The screen_csv() function runs checks lazily on any data files above 5 MB using duckplyr methods overwriting dplyr. For any files under 5 MB it materialises immediately and uses the dplyr methods. This approach gives the ‘Hovis Best of Both’ of simple efficiency for small files with minimal overhead, but still leverages DuckDB’s lazy power for larger datasets.

  • Profile performance and use the fastest available approach
  • Test on large files (5 million rows and above), and prioritise large-file performance over small-file performance
  • Avoid duplication between functions — lift shared logic into R/utils.R
  • Use dplyr verbs that duckplyr can translate to DuckDB. data.table, another traditionally fast R framework for data processing, is not necessary and would force data.frame ↔︎ data.table switching.

If you have issues with linting and dplyr variables showing “no visible binding”, follow the guide to using dplyr in packages.

You can use tests/utils/profiling.R as a starting point for experiments on large tables.

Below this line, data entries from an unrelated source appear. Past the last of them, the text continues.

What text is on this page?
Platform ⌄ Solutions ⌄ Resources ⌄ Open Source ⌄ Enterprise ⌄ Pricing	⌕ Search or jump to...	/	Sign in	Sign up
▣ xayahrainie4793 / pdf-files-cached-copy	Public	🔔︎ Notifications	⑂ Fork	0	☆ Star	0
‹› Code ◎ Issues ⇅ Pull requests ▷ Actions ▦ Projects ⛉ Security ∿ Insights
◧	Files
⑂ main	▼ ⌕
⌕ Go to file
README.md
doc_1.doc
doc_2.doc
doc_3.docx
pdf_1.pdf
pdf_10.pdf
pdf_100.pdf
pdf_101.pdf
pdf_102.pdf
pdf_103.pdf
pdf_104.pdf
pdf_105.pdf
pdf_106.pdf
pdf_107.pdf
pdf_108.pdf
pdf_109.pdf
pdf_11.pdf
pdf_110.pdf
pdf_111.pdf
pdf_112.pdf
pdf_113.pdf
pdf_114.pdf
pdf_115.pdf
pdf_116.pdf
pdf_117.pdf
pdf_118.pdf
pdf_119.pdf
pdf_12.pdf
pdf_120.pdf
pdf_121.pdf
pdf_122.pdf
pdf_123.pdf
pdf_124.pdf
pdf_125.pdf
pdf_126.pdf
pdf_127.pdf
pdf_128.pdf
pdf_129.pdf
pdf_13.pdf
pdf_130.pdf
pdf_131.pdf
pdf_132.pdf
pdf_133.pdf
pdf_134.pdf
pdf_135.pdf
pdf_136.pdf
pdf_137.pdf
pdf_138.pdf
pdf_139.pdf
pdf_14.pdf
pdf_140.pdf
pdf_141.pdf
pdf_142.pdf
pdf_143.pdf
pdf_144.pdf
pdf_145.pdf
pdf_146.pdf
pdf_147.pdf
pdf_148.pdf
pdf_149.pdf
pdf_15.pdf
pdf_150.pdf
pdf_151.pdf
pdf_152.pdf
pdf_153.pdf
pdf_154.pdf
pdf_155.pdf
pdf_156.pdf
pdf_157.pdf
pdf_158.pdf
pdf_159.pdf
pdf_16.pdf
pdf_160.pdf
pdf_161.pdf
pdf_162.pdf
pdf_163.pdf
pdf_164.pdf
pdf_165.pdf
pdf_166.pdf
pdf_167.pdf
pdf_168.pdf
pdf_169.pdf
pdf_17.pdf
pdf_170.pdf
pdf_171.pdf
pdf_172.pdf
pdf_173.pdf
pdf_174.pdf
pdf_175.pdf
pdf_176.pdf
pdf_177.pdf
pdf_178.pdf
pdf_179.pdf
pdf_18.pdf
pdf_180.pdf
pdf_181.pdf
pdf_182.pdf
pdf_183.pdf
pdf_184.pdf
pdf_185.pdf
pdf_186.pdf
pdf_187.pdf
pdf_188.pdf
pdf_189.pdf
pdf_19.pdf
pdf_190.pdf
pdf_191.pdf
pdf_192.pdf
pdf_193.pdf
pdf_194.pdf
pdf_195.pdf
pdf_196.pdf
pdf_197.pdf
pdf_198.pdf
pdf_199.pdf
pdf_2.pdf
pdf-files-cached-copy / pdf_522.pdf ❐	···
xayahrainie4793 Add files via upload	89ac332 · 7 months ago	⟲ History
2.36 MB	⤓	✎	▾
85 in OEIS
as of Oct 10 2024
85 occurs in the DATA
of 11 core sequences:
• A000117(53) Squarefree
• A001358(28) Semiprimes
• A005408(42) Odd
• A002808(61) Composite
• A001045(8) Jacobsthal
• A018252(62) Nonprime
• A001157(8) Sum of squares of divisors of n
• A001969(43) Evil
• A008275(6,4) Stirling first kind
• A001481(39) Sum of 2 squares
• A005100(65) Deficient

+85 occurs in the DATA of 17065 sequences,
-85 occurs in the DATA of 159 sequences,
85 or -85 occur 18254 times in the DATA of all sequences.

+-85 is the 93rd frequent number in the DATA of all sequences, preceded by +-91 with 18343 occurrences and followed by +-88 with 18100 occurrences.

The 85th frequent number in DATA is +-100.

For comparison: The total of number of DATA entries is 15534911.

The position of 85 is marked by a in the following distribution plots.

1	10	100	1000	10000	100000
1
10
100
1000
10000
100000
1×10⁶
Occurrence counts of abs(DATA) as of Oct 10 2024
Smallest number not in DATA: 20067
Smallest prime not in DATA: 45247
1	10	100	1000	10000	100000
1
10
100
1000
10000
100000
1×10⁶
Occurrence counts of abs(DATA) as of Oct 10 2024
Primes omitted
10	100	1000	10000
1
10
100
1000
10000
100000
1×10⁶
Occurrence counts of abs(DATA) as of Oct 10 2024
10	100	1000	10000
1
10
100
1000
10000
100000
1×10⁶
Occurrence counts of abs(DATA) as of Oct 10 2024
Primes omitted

duckplyr fallbacks and silent materialisation

duckplyr will fall back to plain dplyr (often verbosely) when it cannot translate an operation to DuckDB, and some operations will quietly materialise a lazy table and defeat the performance work. Both categories are worth keeping an eye on.

See the Diagnosing duckplyr fallbacks vignette for the common triggering patterns, patterns that work fine, diagnostic recipes, and how to use prudence = "stingy" to catch unintended materialisation. test-avoid_materialisation.R runs the materialisation check in CI.

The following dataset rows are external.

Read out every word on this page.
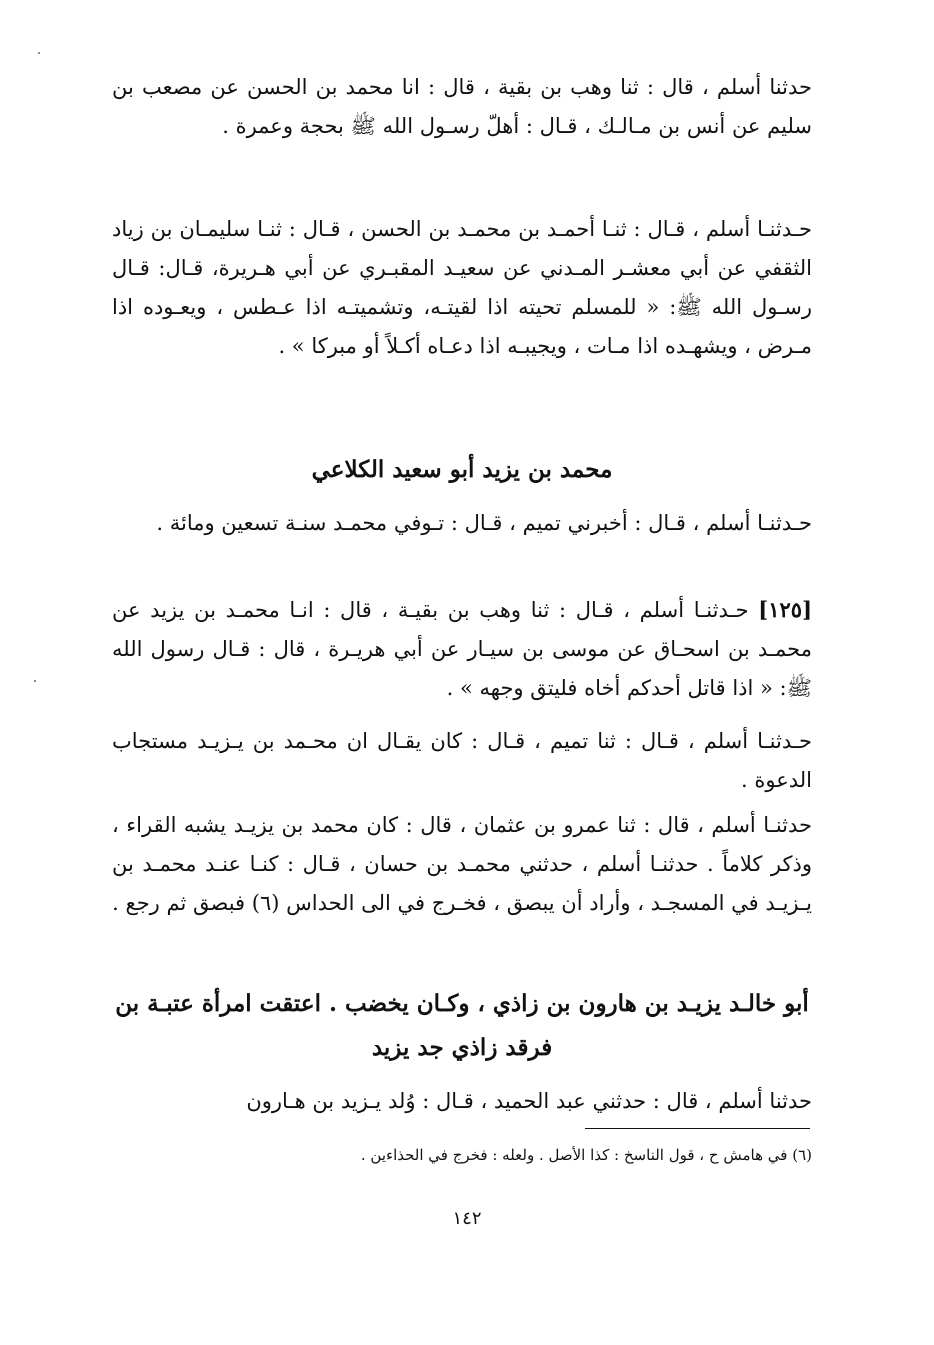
حدثنا أسلم ، قال : ثنا وهب بن بقية ، قال : انا محمد بن الحسن عن مصعب بن سليم عن أنس بن مـالـك ، قـال : أهلّ رسـول الله ﷺ بحجة وعمرة .

حـدثنـا أسلم ، قـال : ثنـا أحمـد بن محمـد بن الحسن ، قـال : ثنـا سليمـان بن زياد الثقفي عن أبي معشـر المـدني عن سعيـد المقبـري عن أبي هـريرة، قـال: قـال رسـول الله ﷺ: « للمسلم تحيته اذا لقيتـه، وتشميتـه اذا عـطس ، ويعـوده اذا مـرض ، ويشهـده اذا مـات ، ويجيبـه اذا دعـاه أكـلاً أو مبركا » .

محمد بن يزيد أبو سعيد الكلاعي

حـدثنـا أسلم ، قـال : أخبرني تميم ، قـال : تـوفي محمـد سنـة تسعين ومائة .

[١٢٥] حـدثنـا أسلم ، قـال : ثنا وهب بن بقيـة ، قال : انـا محمـد بن يزيد عن محمـد بن اسحـاق عن موسى بن سيـار عن أبي هريـرة ، قال : قـال رسول الله ﷺ: « اذا قاتل أحدكم أخاه فليتق وجهه » .

حـدثنـا أسلم ، قـال : ثنا تميم ، قـال : كان يقـال ان محـمد بن يـزيـد مستجاب الدعوة .

حدثنـا أسلم ، قال : ثنا عمرو بن عثمان ، قال : كان محمد بن يزيـد يشبه القراء ، وذكر كلاماً . حدثنـا أسلم ، حدثني محمـد بن حسان ، قـال : كنـا عنـد محمـد بن يـزيـد في المسجـد ، وأراد أن يبصق ، فخـرج في الى الحداس (٦) فبصق ثم رجع .

أبو خالـد يزيـد بن هارون بن زاذي ، وكـان يخضب . اعتقت امرأة عتبـة بن فرقد زاذي جد يزيد

حدثنا أسلم ، قال : حدثني عبد الحميد ، قـال : وُلد يـزيد بن هـارون

(٦) في هامش ح ، قول الناسخ : كذا الأصل . ولعله : فخرج في الحذاءين .
١٤٢
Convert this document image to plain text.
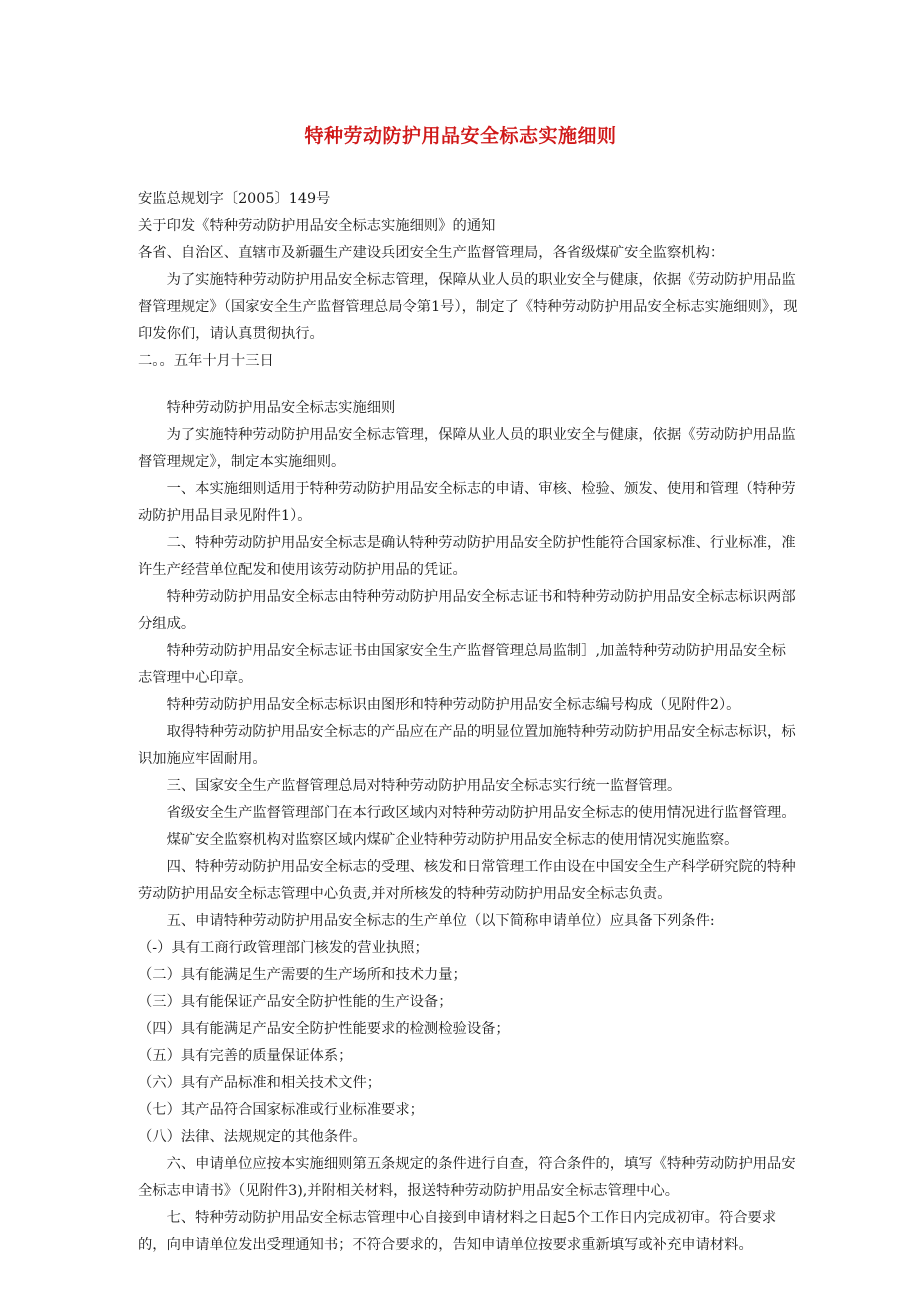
特种劳动防护用品安全标志实施细则

安监总规划字〔2005〕149号

关于印发《特种劳动防护用品安全标志实施细则》的通知

各省、自治区、直辖市及新疆生产建设兵团安全生产监督管理局，各省级煤矿安全监察机构：

为了实施特种劳动防护用品安全标志管理，保障从业人员的职业安全与健康，依据《劳动防护用品监督管理规定》（国家安全生产监督管理总局令第1号），制定了《特种劳动防护用品安全标志实施细则》，现印发你们，请认真贯彻执行。

二。。五年十月十三日

特种劳动防护用品安全标志实施细则

为了实施特种劳动防护用品安全标志管理，保障从业人员的职业安全与健康，依据《劳动防护用品监督管理规定》，制定本实施细则。

一、本实施细则适用于特种劳动防护用品安全标志的申请、审核、检验、颁发、使用和管理（特种劳动防护用品目录见附件1）。

二、特种劳动防护用品安全标志是确认特种劳动防护用品安全防护性能符合国家标准、行业标准，准许生产经营单位配发和使用该劳动防护用品的凭证。

特种劳动防护用品安全标志由特种劳动防护用品安全标志证书和特种劳动防护用品安全标志标识两部分组成。

特种劳动防护用品安全标志证书由国家安全生产监督管理总局监制］,加盖特种劳动防护用品安全标志管理中心印章。

特种劳动防护用品安全标志标识由图形和特种劳动防护用品安全标志编号构成（见附件2）。

取得特种劳动防护用品安全标志的产品应在产品的明显位置加施特种劳动防护用品安全标志标识，标识加施应牢固耐用。

三、国家安全生产监督管理总局对特种劳动防护用品安全标志实行统一监督管理。

省级安全生产监督管理部门在本行政区域内对特种劳动防护用品安全标志的使用情况进行监督管理。

煤矿安全监察机构对监察区域内煤矿企业特种劳动防护用品安全标志的使用情况实施监察。

四、特种劳动防护用品安全标志的受理、核发和日常管理工作由设在中国安全生产科学研究院的特种劳动防护用品安全标志管理中心负责,并对所核发的特种劳动防护用品安全标志负责。

五、申请特种劳动防护用品安全标志的生产单位（以下简称申请单位）应具备下列条件:

（-）具有工商行政管理部门核发的营业执照；

（二）具有能满足生产需要的生产场所和技术力量；

（三）具有能保证产品安全防护性能的生产设备；

（四）具有能满足产品安全防护性能要求的检测检验设备；

（五）具有完善的质量保证体系；

（六）具有产品标准和相关技术文件；

（七）其产品符合国家标准或行业标准要求；

（八）法律、法规规定的其他条件。

六、申请单位应按本实施细则第五条规定的条件进行自查，符合条件的，填写《特种劳动防护用品安全标志申请书》（见附件3),并附相关材料，报送特种劳动防护用品安全标志管理中心。

七、特种劳动防护用品安全标志管理中心自接到申请材料之日起5个工作日内完成初审。符合要求的，向申请单位发出受理通知书；不符合要求的，告知申请单位按要求重新填写或补充申请材料。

Avoid per-column query loops

The costliest anti-pattern we found in this codebase was iterating over columns and firing a separate DuckDB query per column:

# Anti-pattern: 1 query per column
for (col in data_cols) {
  vals <- data |>
    dplyr::select(dplyr::all_of(col)) |>
    dplyr::distinct() |>
    dplyr::pull(1)
  ...
}

On a 6 M-row file with 55 columns, this pattern cost ~135 s for check_general_null alone. The fix is summarise(across(...)), which DuckDB executes as a single aggregation pass in around 9 s.

Boolean presence check (does any row match?)

# Good: 1 query, all character columns at once
char_cols <- names(dplyr::select(data, dplyr::where(is.character)))

result_row <- data |>
  dplyr::summarise(dplyr::across(
    dplyr::all_of(char_cols),
    ~ sum(. %in% target_values) > 0
  )) |>
  dplyr::collect()

cols_that_match <- names(result_row)[unlist(result_row, use.names = FALSE)]

Why restrict to character columns? DuckDB cannot compare a BIGINT column to a string literal without an explicit cast, and as.character() inside across() has no SQL translation in duckplyr. String target values can only appear in VARCHAR columns anyway, so skipping numeric columns is both safe and necessary. See check_general_null.R and check_ind_invalid_entry.R.

Why pre-compute char_cols outside the pipeline? where(is.character) works fine in select() (schema inspection only, no data query). But inside summarise(across(where(is.character), ...)) duckplyr tries to translate the predicate to SQL and fails. Always extract column names first, then pass a plain character vector via all_of().

Distinct-count per column

# Good: 1 query, COUNT(DISTINCT col) for every column
counts_row <- data |>
  dplyr::summarise(dplyr::across(
    dplyr::all_of(cols),
    ~ dplyr::n_distinct(.)
  )) |>
  dplyr::collect()

counts <- setNames(unlist(counts_row, use.names = FALSE), cols)

Note ~ dplyr::n_distinct(.) — the dplyr:: prefix is required. Bare n_distinct is not found in the across() evaluation environment. See check_filter_item_limit.R and check_filter_group_level.R.

Stingy safety

Any new multi-column aggregation must remain lazy until collect(). Run the stingy check locally before opening a PR:

devtools::test(filter = "avoid_materialisation")

If it fails, the operation materialised before collect(). The usual fix is the char_cols pre-computation above or removing an untranslatable function from the SQL pipeline.